I assume you get into an infinite loop because the timestamp updates all the time? You might get around that by listening to the “update” event. If you are using differential updates: You could check if the old document equals the new document after applying sync step 2 (if no change was applied, then the resulting merge equals the initial document). So only update the timestamp when a change was applied.
If you follow the generic Ydb pattern: for each document that changed locally (whether server or client), you could ask the other peer to send a sync step 1 if it changed locally (introducing sync step 0). You should absolutely work around the normal sync protocol when syncing millions of documents. For live collaborating on a single document, it is great. But in your case you might focus on the big picture instead and optimize later. You could even request the complete document (no sync steps) without a big performance hit (This is how every other note editing app works). It would increase network traffic, but it would reduce database access.
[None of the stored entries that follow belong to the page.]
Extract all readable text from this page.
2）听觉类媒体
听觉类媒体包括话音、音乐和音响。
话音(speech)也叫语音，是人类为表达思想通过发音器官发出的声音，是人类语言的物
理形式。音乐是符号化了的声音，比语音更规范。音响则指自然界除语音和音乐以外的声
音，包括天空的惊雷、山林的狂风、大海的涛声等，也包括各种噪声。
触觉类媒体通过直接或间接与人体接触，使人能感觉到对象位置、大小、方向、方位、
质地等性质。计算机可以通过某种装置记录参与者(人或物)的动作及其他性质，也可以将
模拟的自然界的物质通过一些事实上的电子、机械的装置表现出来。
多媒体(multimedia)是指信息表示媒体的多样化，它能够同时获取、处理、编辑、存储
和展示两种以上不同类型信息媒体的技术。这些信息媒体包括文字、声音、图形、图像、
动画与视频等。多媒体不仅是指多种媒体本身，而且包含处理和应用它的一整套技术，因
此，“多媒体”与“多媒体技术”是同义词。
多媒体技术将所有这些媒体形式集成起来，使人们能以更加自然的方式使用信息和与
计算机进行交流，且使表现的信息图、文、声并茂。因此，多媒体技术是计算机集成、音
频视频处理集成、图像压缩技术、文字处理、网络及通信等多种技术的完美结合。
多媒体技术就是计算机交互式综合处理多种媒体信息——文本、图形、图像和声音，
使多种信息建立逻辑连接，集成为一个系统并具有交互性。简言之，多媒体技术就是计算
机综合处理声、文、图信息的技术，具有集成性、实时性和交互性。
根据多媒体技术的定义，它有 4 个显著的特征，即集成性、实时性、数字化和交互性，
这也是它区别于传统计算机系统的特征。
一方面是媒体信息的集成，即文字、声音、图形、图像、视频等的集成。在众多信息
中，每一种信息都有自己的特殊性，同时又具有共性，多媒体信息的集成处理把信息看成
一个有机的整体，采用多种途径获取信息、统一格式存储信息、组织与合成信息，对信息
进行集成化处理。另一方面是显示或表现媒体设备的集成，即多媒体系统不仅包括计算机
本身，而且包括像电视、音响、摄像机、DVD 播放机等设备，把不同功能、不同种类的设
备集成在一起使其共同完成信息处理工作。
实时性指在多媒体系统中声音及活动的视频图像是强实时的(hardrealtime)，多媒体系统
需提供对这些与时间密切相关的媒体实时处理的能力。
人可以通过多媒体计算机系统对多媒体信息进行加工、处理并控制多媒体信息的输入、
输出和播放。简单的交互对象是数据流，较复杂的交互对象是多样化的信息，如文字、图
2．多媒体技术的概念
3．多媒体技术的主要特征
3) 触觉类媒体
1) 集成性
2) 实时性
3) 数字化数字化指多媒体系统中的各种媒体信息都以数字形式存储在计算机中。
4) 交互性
The described bulk sync process has proven to work nicely and minimize data transfer.
0a. For every change on the client, the client writes a “dirty” record identifying a changed document.
0b. For every doc on the server, the server keeps the last update time.
- On connection established, the client sends a Sync Step 0 for each dirty record.
- The server responds with Sync Step 1.
- The client responds with Sync Step 2 and clears the corresponding dirty record.
- The client sends “Get” Step 1 with the date of the last GS1, or -Inf.
- The server responds with GS2, the list of docs that have changed since the provided date.
- The client sends SS1 for each doc.
- The server responds with SS2 for each doc.
If your connection is live, you could technically not write a dirty record on client updates, since the receiver probably got the update, but I think the redundancy provided by not clearing the dirty record until you receive an SS1 for it is cozy and doesn’t result in much duplicate work in practice.
Like you said, for P2P it seems like you’d just do the same bookkeeping as above, but for each known peer.
The approach also has a nice signal-to-noise ratio in regards to knowing when to update secondary stores, like search indexes or a relational DB that follows a YJS doc.
Neat, this is super valuable @braden. Thanks for sharing!
Just to clarify this for other people who are looking to implement something similar:
Sync Step 1/2 are defined in the y-protocols package. SS1 is simply a state vector. SS2 are the computed differences. https://docs.yjs.dev/api/document-updates#update-api
“Get Step” is described in Question regarding updates and state vectors in y-leveldb
GS1: A message containing a timestamp of the date when all documents were last synced.
GS2: A message containing all documents that changes since GS1.
Just a note: You have to be careful that you don’t rely on all messages working. The connection could break up before you synced all documents. This is why you should update the “last synced”/GS1 timestamp only when all documents in GS2 were synced.